È questo un cammino arduo nel quale non mancano grida di dolore e domande di “Perché?”. Gesù, Christus medicus, ha sanato ogni sorta d’infermità, e Christus patiens, ha fatto della propria sofferenza una fonte di guarigione-salvezza per gli uomini: “Dalle sue piaghe siamo stati guariti” (cfr. Is 53,5; Mt 8, 16-17). Precisa il Cardinal Martini: «Gesù non ha inventato la sofferenza, la croce: l’ha incontrata lungo il proprio cammino, come ogni uomo. La novità che egli ha inventato è stata quella di mettere nella croce un germe di amore. Così la croce è diventata la strada che porta alla vita, messaggio d’amore, sorgente di calore trasformante per l’uomo».

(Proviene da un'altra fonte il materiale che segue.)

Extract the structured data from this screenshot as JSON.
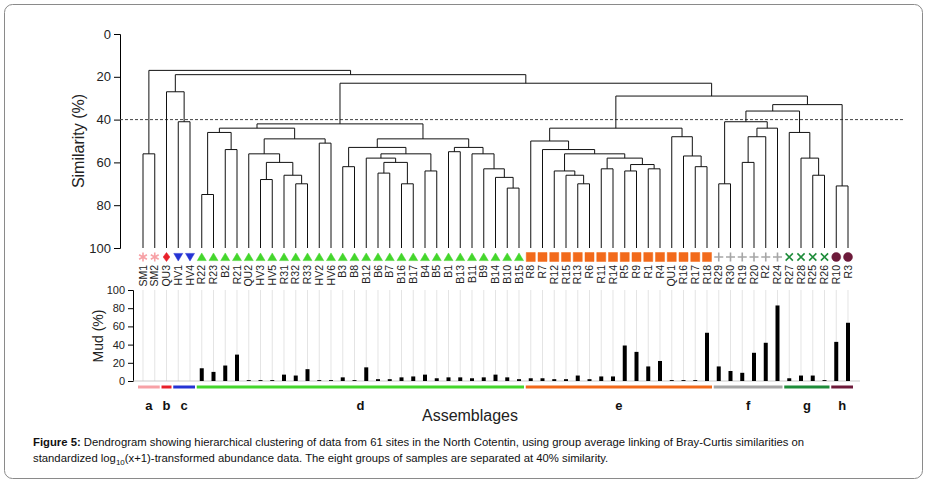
{
  "chart_data": [
    {
      "type": "dendrogram",
      "ylabel": "Similarity (%)",
      "ylim": [
        0,
        100
      ],
      "yticks": [
        0,
        20,
        40,
        60,
        80,
        100
      ],
      "threshold": 40,
      "categories": [
        "SM1",
        "SM2",
        "QU3",
        "HV1",
        "HV4",
        "R22",
        "R23",
        "B2",
        "R21",
        "QU2",
        "HV3",
        "HV5",
        "R31",
        "R32",
        "R33",
        "HV2",
        "HV6",
        "B3",
        "B8",
        "B12",
        "B6",
        "B7",
        "B16",
        "B17",
        "B4",
        "B5",
        "B1",
        "B13",
        "B11",
        "B9",
        "B14",
        "B10",
        "B15",
        "R8",
        "R7",
        "R12",
        "R15",
        "R13",
        "R6",
        "R11",
        "R14",
        "R5",
        "R9",
        "R1",
        "R4",
        "QU1",
        "R16",
        "R17",
        "R18",
        "R29",
        "R30",
        "R19",
        "R20",
        "R2",
        "R24",
        "R27",
        "R28",
        "R25",
        "R26",
        "R10",
        "R3"
      ],
      "group": [
        "a",
        "a",
        "b",
        "c",
        "c",
        "d",
        "d",
        "d",
        "d",
        "d",
        "d",
        "d",
        "d",
        "d",
        "d",
        "d",
        "d",
        "d",
        "d",
        "d",
        "d",
        "d",
        "d",
        "d",
        "d",
        "d",
        "d",
        "d",
        "d",
        "d",
        "d",
        "d",
        "d",
        "e",
        "e",
        "e",
        "e",
        "e",
        "e",
        "e",
        "e",
        "e",
        "e",
        "e",
        "e",
        "e",
        "e",
        "e",
        "e",
        "f",
        "f",
        "f",
        "f",
        "f",
        "f",
        "g",
        "g",
        "g",
        "g",
        "h",
        "h"
      ],
      "groups": [
        {
          "name": "a",
          "color": "#f7a1a6",
          "marker": "asterisk"
        },
        {
          "name": "b",
          "color": "#e8202a",
          "marker": "diamond"
        },
        {
          "name": "c",
          "color": "#2433d4",
          "marker": "triangle-down"
        },
        {
          "name": "d",
          "color": "#44d62c",
          "marker": "triangle"
        },
        {
          "name": "e",
          "color": "#f26a1b",
          "marker": "square"
        },
        {
          "name": "f",
          "color": "#a6a6a6",
          "marker": "plus"
        },
        {
          "name": "g",
          "color": "#1e8c3a",
          "marker": "x"
        },
        {
          "name": "h",
          "color": "#6d1a3a",
          "marker": "circle"
        }
      ],
      "tree": {
        "similarity": 17,
        "children": [
          {
            "similarity": 56,
            "children": [
              0,
              1
            ]
          },
          {
            "similarity": 19,
            "children": [
              {
                "similarity": 27,
                "children": [
                  2,
                  {
                    "similarity": 41,
                    "children": [
                      3,
                      4
                    ]
                  }
                ]
              },
              {
                "similarity": 23,
                "children": [
                  {
                    "similarity": 42,
                    "children": [
                      {
                        "similarity": 44,
                        "children": [
                          {
                            "similarity": 46,
                            "children": [
                              {
                                "similarity": 75,
                                "children": [
                                  5,
                                  6
                                ]
                              },
                              {
                                "similarity": 54,
                                "children": [
                                  7,
                                  8
                                ]
                              }
                            ]
                          },
                          {
                            "similarity": 49,
                            "children": [
                              {
                                "similarity": 56,
                                "children": [
                                  9,
                                  {
                                    "similarity": 60,
                                    "children": [
                                      {
                                        "similarity": 68,
                                        "children": [
                                          10,
                                          11
                                        ]
                                      },
                                      {
                                        "similarity": 66,
                                        "children": [
                                          12,
                                          {
                                            "similarity": 70,
                                            "children": [
                                              13,
                                              14
                                            ]
                                          }
                                        ]
                                      }
                                    ]
                                  }
                                ]
                              },
                              {
                                "similarity": 51,
                                "children": [
                                  15,
                                  16
                                ]
                              }
                            ]
                          }
                        ]
                      },
                      {
                        "similarity": 49,
                        "children": [
                          {
                            "similarity": 53,
                            "children": [
                              {
                                "similarity": 62,
                                "children": [
                                  17,
                                  18
                                ]
                              },
                              {
                                "similarity": 56,
                                "children": [
                                  {
                                    "similarity": 58,
                                    "children": [
                                      19,
                                      {
                                        "similarity": 60,
                                        "children": [
                                          {
                                            "similarity": 65,
                                            "children": [
                                              20,
                                              21
                                            ]
                                          },
                                          {
                                            "similarity": 70,
                                            "children": [
                                              22,
                                              23
                                            ]
                                          }
                                        ]
                                      }
                                    ]
                                  },
                                  {
                                    "similarity": 64,
                                    "children": [
                                      24,
                                      25
                                    ]
                                  }
                                ]
                              }
                            ]
                          },
                          {
                            "similarity": 53,
                            "children": [
                              {
                                "similarity": 55,
                                "children": [
                                  26,
                                  27
                                ]
                              },
                              {
                                "similarity": 56,
                                "children": [
                                  28,
                                  {
                                    "similarity": 63,
                                    "children": [
                                      29,
                                      {
                                        "similarity": 67,
                                        "children": [
                                          30,
                                          {
                                            "similarity": 72,
                                            "children": [
                                              31,
                                              32
                                            ]
                                          }
                                        ]
                                      }
                                    ]
                                  }
                                ]
                              }
                            ]
                          }
                        ]
                      }
                    ]
                  },
                  {
                    "similarity": 29,
                    "children": [
                      {
                        "similarity": 44,
                        "children": [
                          {
                            "similarity": 50,
                            "children": [
                              33,
                              {
                                "similarity": 54,
                                "children": [
                                  34,
                                  {
                                    "similarity": 56,
                                    "children": [
                                      {
                                        "similarity": 64,
                                        "children": [
                                          35,
                                          {
                                            "similarity": 66,
                                            "children": [
                                              36,
                                              {
                                                "similarity": 70,
                                                "children": [
                                                  37,
                                                  38
                                                ]
                                              }
                                            ]
                                          }
                                        ]
                                      },
                                      {
                                        "similarity": 58,
                                        "children": [
                                          {
                                            "similarity": 63,
                                            "children": [
                                              39,
                                              40
                                            ]
                                          },
                                          {
                                            "similarity": 61,
                                            "children": [
                                              {
                                                "similarity": 64,
                                                "children": [
                                                  41,
                                                  42
                                                ]
                                              },
                                              {
                                                "similarity": 63,
                                                "children": [
                                                  43,
                                                  44
                                                ]
                                              }
                                            ]
                                          }
                                        ]
                                      }
                                    ]
                                  }
                                ]
                              }
                            ]
                          },
                          {
                            "similarity": 48,
                            "children": [
                              45,
                              {
                                "similarity": 57,
                                "children": [
                                  46,
                                  {
                                    "similarity": 62,
                                    "children": [
                                      47,
                                      48
                                    ]
                                  }
                                ]
                              }
                            ]
                          }
                        ]
                      },
                      {
                        "similarity": 33,
                        "children": [
                          {
                            "similarity": 36,
                            "children": [
                              {
                                "similarity": 41,
                                "children": [
                                  {
                                    "similarity": 70,
                                    "children": [
                                      49,
                                      50
                                    ]
                                  },
                                  {
                                    "similarity": 44,
                                    "children": [
                                      {
                                        "similarity": 48,
                                        "children": [
                                          {
                                            "similarity": 60,
                                            "children": [
                                              51,
                                              52
                                            ]
                                          },
                                          53
                                        ]
                                      },
                                      54
                                    ]
                                  }
                                ]
                              },
                              {
                                "similarity": 46,
                                "children": [
                                  55,
                                  {
                                    "similarity": 58,
                                    "children": [
                                      56,
                                      {
                                        "similarity": 66,
                                        "children": [
                                          57,
                                          58
                                        ]
                                      }
                                    ]
                                  }
                                ]
                              }
                            ]
                          },
                          {
                            "similarity": 71,
                            "children": [
                              59,
                              60
                            ]
                          }
                        ]
                      }
                    ]
                  }
                ]
              }
            ]
          }
        ]
      }
    },
    {
      "type": "bar",
      "ylabel": "Mud (%)",
      "xlabel": "Assemblages",
      "color": "#000000",
      "ylim": [
        0,
        100
      ],
      "yticks": [
        0,
        20,
        40,
        60,
        80,
        100
      ],
      "values": [
        0,
        0,
        0,
        0,
        0,
        14,
        10,
        17,
        29,
        1,
        1,
        1,
        7,
        6,
        13,
        1,
        1,
        4,
        1,
        15,
        2,
        2,
        4,
        5,
        7,
        3,
        4,
        4,
        3,
        4,
        7,
        4,
        2,
        3,
        3,
        2,
        2,
        6,
        2,
        5,
        5,
        39,
        32,
        16,
        22,
        1,
        1,
        1,
        53,
        16,
        11,
        9,
        31,
        42,
        83,
        3,
        6,
        6,
        1,
        43,
        64
      ]
    }
  ],
  "caption": {
    "label": "Figure 5:",
    "lines": [
      [
        "Dendrogram showing hierarchical clustering of data from 61 sites in the North Cotentin, using group average linking of Bray-Curtis similarities on"
      ],
      [
        "standardized log",
        "10",
        "(x+1)-transformed abundance data. The eight groups of samples are separated at 40% similarity."
      ]
    ]
  }
}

Questa visione dell’uomo, vero nuovo umanesimo, teso alla propria realizzazione anche attraverso l’integrazione della dimensione negativa della vita, trova un fattore insostituibile di promozione nella solidarietà verso chi soffre. Per il cristiano essa assume i colori dell’agape: egli è chiamato a essere Cristo per i sofferenti e a incontrare Cristo nei sofferenti (cfr. Mt 25,36).
I Vescovi ci riportano alcune considerazioni coclusive.

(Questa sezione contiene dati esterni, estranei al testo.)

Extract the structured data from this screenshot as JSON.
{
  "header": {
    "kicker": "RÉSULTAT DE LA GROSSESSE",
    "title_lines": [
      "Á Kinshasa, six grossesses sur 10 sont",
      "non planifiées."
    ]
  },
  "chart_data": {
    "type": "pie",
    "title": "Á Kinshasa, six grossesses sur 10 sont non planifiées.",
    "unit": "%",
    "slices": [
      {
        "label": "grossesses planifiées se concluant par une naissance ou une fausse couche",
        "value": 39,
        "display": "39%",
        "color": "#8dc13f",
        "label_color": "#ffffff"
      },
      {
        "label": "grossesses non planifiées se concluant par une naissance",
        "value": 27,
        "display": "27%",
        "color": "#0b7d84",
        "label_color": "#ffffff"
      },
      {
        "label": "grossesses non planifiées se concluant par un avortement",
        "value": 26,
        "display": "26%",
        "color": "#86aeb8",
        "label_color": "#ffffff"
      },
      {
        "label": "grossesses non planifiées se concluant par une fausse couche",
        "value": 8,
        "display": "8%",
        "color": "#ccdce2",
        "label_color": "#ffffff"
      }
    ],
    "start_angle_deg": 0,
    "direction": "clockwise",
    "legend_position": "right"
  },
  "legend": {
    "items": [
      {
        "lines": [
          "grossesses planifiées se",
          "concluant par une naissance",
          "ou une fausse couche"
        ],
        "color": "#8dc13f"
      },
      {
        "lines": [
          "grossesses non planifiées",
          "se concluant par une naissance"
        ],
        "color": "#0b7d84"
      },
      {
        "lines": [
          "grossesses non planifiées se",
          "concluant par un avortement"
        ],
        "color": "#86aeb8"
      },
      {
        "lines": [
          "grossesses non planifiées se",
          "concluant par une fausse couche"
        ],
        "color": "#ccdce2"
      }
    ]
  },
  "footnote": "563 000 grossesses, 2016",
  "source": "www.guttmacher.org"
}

Poiché la domanda di salute cela in sé, anche inespressa, una domanda di salvezza, è utile porre l’attenzione ad un modello antropologico che guardi all’uomo nelle sue molteplici dimensioni: fisico-biologica, psichica, sociale, culturale, spirituale e religiosa, nella convinzione che ha bisogno di pane come di senso. Per questo Papa Francesco invita a «promuovere una formazione che crei persone capaci di scendere nella notte senza essere invase dal buio; di ascoltare l’illusione di tanti senza lasciarsi sedurre; di accogliere le delusioni, senza disperarsi».
Nelle situazioni estreme emergono le domande essenziali dell’essere umano, rivelatrici di verità che vanno al di là dell’appartenenza religiosa, culturale ed etnica. È una fase della vita nella quale il malato e il sofferente avvertono come bisogno essenziale la relazione interpersonale, elemento decisivo anche dal punto di vista terapeutico e pastorale.

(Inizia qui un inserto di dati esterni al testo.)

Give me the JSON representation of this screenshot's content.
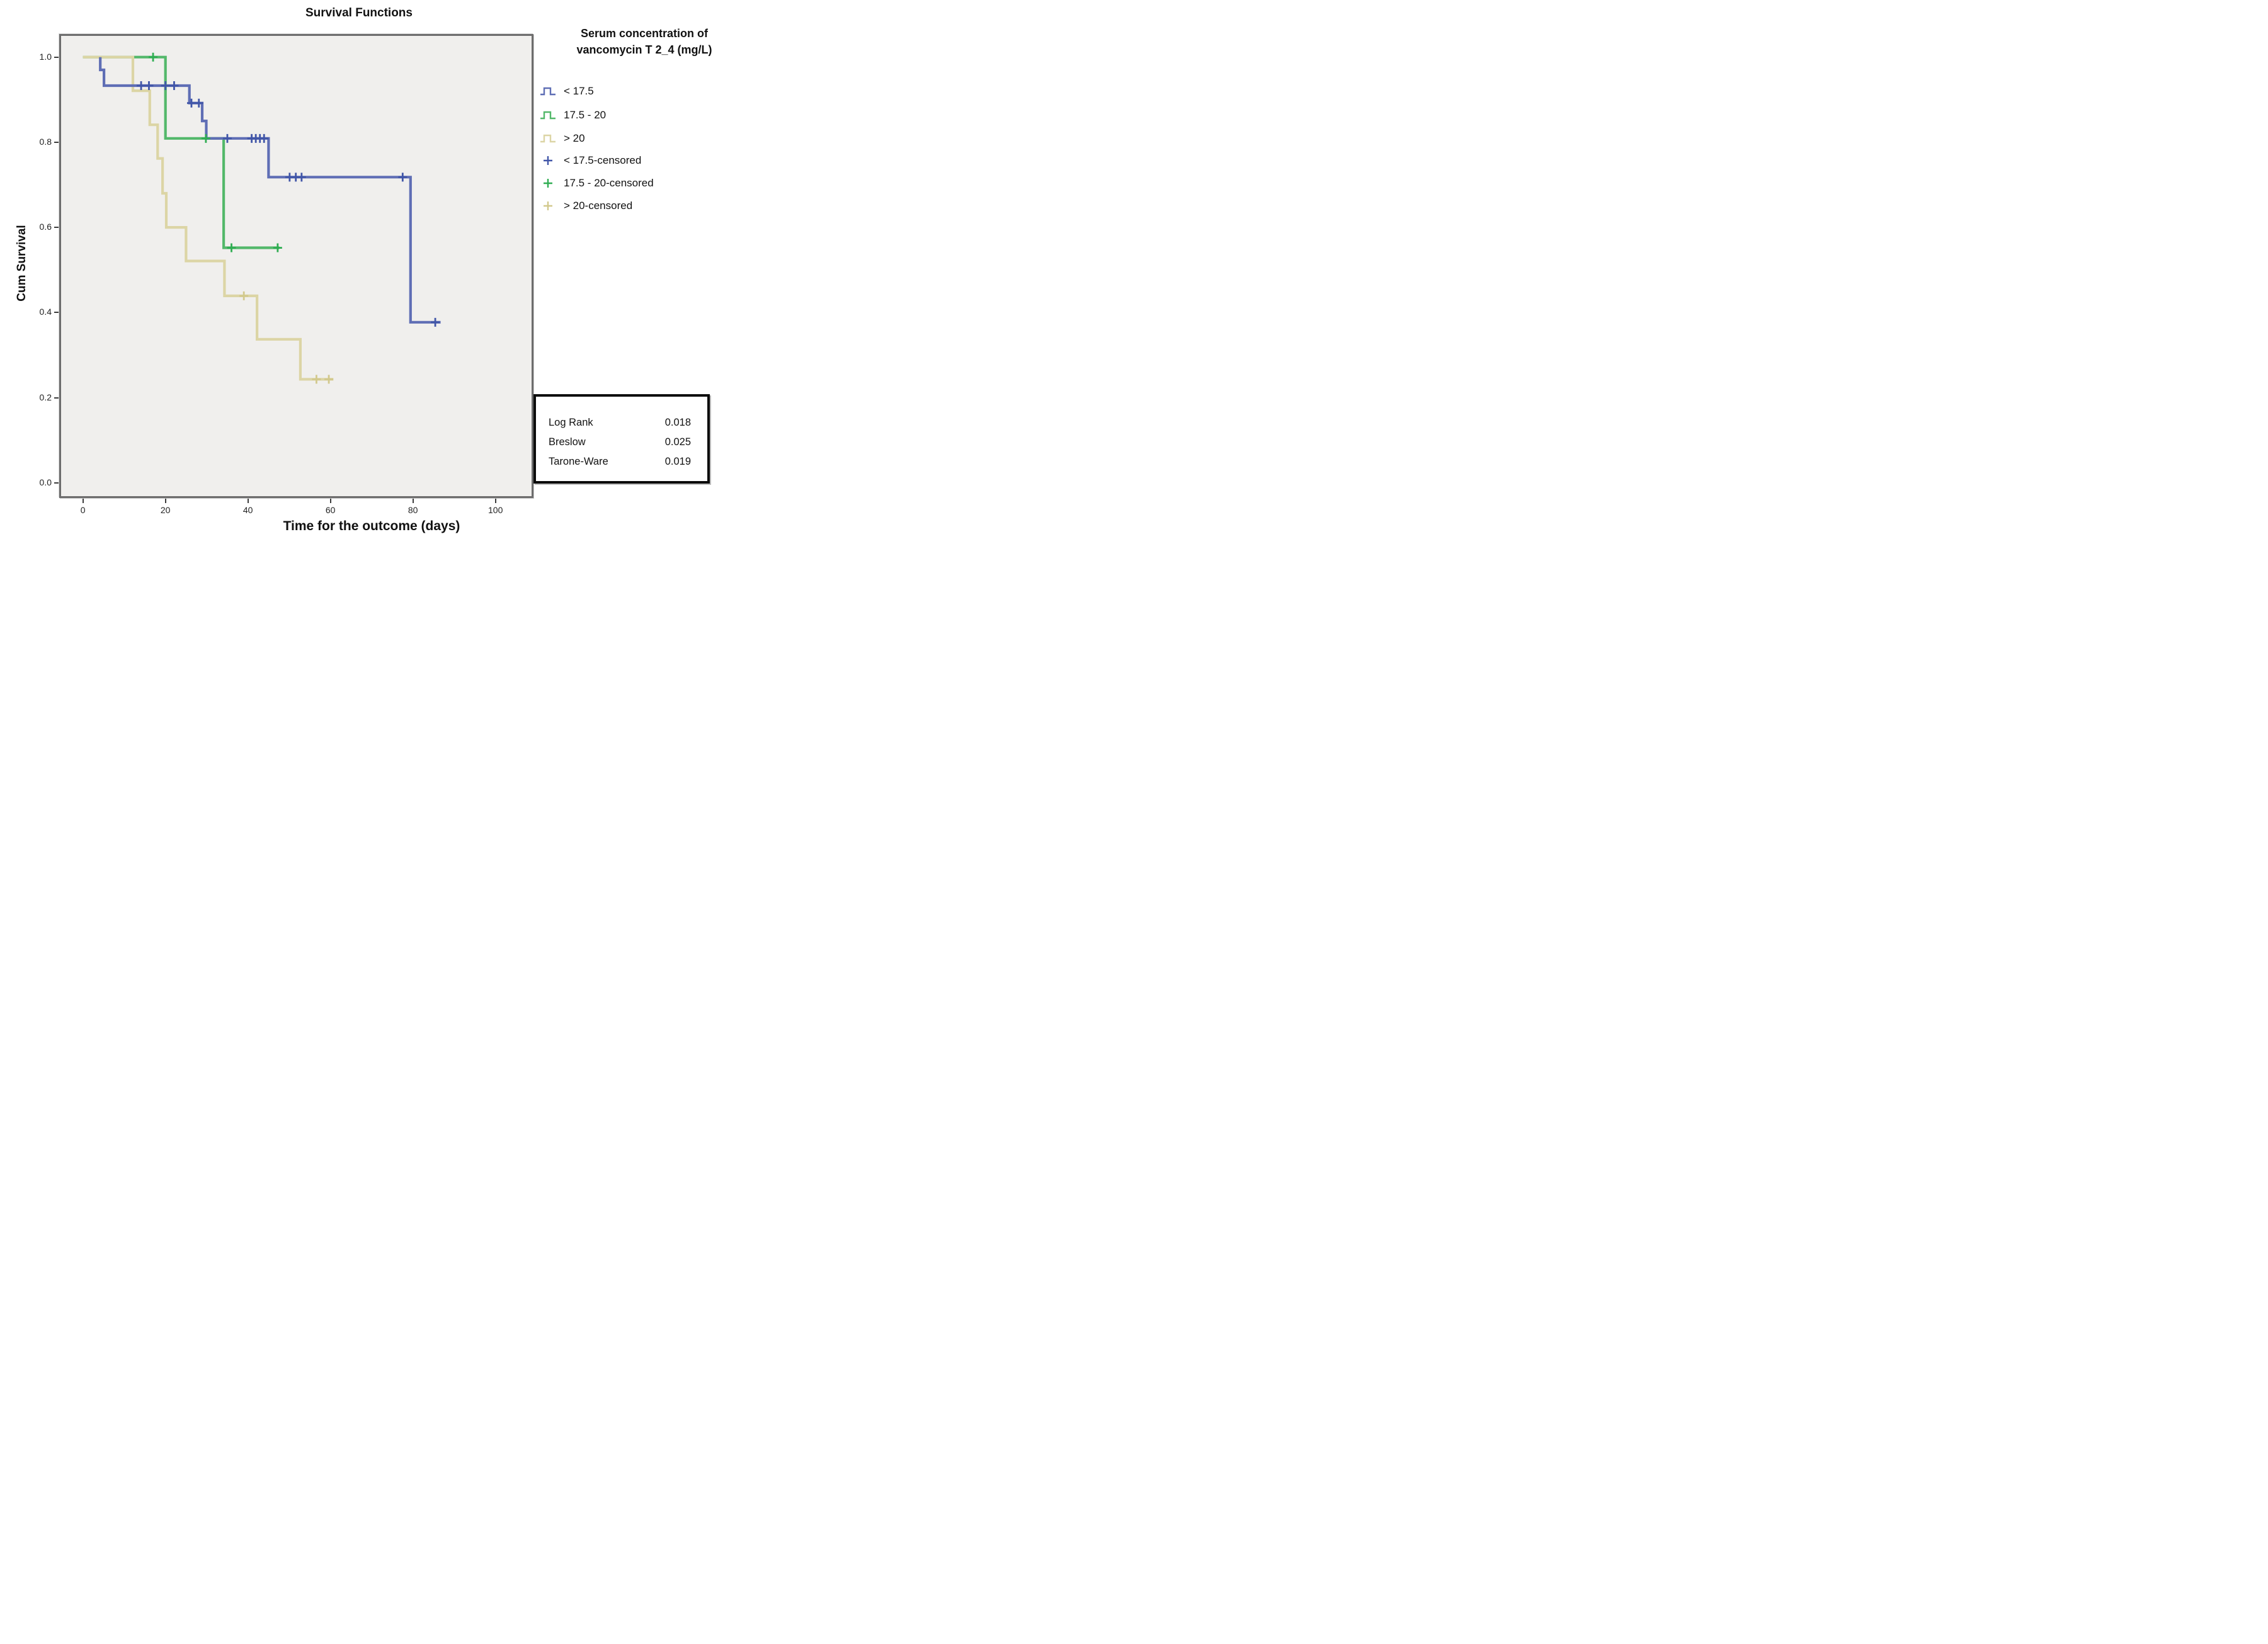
{
  "title": "Survival Functions",
  "x_axis": {
    "label": "Time for the outcome (days)",
    "ticks": [
      0,
      20,
      40,
      60,
      80,
      100
    ]
  },
  "y_axis": {
    "label": "Cum Survival",
    "ticks": [
      "1.0",
      "0.8",
      "0.6",
      "0.4",
      "0.2",
      "0.0"
    ]
  },
  "legend": {
    "title_line1": "Serum concentration of",
    "title_line2": "vancomycin T 2_4 (mg/L)",
    "items": [
      {
        "label": "< 17.5",
        "color": "#5f6eb5",
        "glyph": "step-line"
      },
      {
        "label": "17.5 - 20",
        "color": "#53b86a",
        "glyph": "step-line"
      },
      {
        "label": "> 20",
        "color": "#dcd5a5",
        "glyph": "step-line"
      },
      {
        "label": "< 17.5-censored",
        "color": "#4156a8",
        "glyph": "plus"
      },
      {
        "label": "17.5 - 20-censored",
        "color": "#2fad52",
        "glyph": "plus"
      },
      {
        "label": "> 20-censored",
        "color": "#d2c98d",
        "glyph": "plus"
      }
    ]
  },
  "stats_box": {
    "rows": [
      {
        "label": "Log Rank",
        "value": "0.018"
      },
      {
        "label": "Breslow",
        "value": "0.025"
      },
      {
        "label": "Tarone-Ware",
        "value": "0.019"
      }
    ]
  },
  "chart_data": {
    "type": "line",
    "subtype": "kaplan-meier-step",
    "title": "Survival Functions",
    "xlabel": "Time for the outcome (days)",
    "ylabel": "Cum Survival",
    "xlim": [
      -5,
      107
    ],
    "ylim": [
      0,
      1.05
    ],
    "grid": false,
    "legend_position": "right",
    "pvalues": {
      "log_rank": 0.018,
      "breslow": 0.025,
      "tarone_ware": 0.019
    },
    "series": [
      {
        "name": "< 17.5",
        "color": "#5f6eb5",
        "censor_color": "#4156a8",
        "start_t": 4.2,
        "start_s": 1.0,
        "drops": [
          [
            4.2,
            0.97
          ],
          [
            5.1,
            0.933
          ],
          [
            25.8,
            0.892
          ],
          [
            28.9,
            0.85
          ],
          [
            29.9,
            0.809
          ],
          [
            45.0,
            0.718
          ],
          [
            79.4,
            0.377
          ]
        ],
        "end_t": 86.7,
        "censored": [
          [
            14.1,
            0.933
          ],
          [
            16.0,
            0.933
          ],
          [
            20.0,
            0.933
          ],
          [
            22.1,
            0.933
          ],
          [
            26.3,
            0.892
          ],
          [
            28.1,
            0.892
          ],
          [
            35.0,
            0.809
          ],
          [
            40.9,
            0.809
          ],
          [
            41.9,
            0.809
          ],
          [
            42.9,
            0.809
          ],
          [
            43.9,
            0.809
          ],
          [
            50.1,
            0.718
          ],
          [
            51.6,
            0.718
          ],
          [
            53.0,
            0.718
          ],
          [
            77.5,
            0.718
          ],
          [
            85.4,
            0.377
          ]
        ]
      },
      {
        "name": "17.5 - 20",
        "color": "#53b86a",
        "censor_color": "#2fad52",
        "start_t": 0,
        "start_s": 1.0,
        "drops": [
          [
            20.0,
            0.809
          ],
          [
            34.1,
            0.552
          ]
        ],
        "end_t": 47.6,
        "censored": [
          [
            17.0,
            1.0
          ],
          [
            29.8,
            0.809
          ],
          [
            36.0,
            0.552
          ],
          [
            47.2,
            0.552
          ]
        ]
      },
      {
        "name": "> 20",
        "color": "#dcd5a5",
        "censor_color": "#d2c98d",
        "start_t": 0,
        "start_s": 1.0,
        "drops": [
          [
            12.1,
            0.921
          ],
          [
            16.2,
            0.841
          ],
          [
            18.1,
            0.762
          ],
          [
            19.3,
            0.68
          ],
          [
            20.2,
            0.6
          ],
          [
            25.0,
            0.521
          ],
          [
            34.3,
            0.439
          ],
          [
            42.2,
            0.337
          ],
          [
            52.7,
            0.243
          ]
        ],
        "end_t": 60.7,
        "censored": [
          [
            39.0,
            0.439
          ],
          [
            56.6,
            0.243
          ],
          [
            59.6,
            0.243
          ]
        ]
      }
    ]
  }
}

Infine, appare urgente un rinnovato impegno per concorrere con più decisione all’umanizzazione del mondo della salute, consapevoli che essa è già ‘attività evangelizzatrice’. Fattori disumanizzanti toccano sia l’organizzazione delle cure che il senso e lo sviluppo integrale dell’individuo. L’attenzione va posta ad entrambi i fronti: cure a misura d’uomo e accompagnamento del malato in tutti i suoi bisogni, affinché percepisca inalterata la sua dignità di persona, soprattutto quando la malattia si fa grave o cronica.
 
In occasione della XXIII Giornata Mondiale del Malato, sarà celebrata la Messa diocesana con i malati domenica 15 febbraio, alle ore 15.30 nella chiesa di S. Teresa, con la liturgia dell’unzione degli infermi; la celebrazione sarà presieduta dal vicario generale, mons. Giacomo Morandi,
e animata da comunità parrocchiale, Unitalsi e Centro Volontari della Sofferenza. Sono invitati ammalati, famiglie, volontari, operatori socio-sanitari; alla celebrazione seguirà un rinfresco.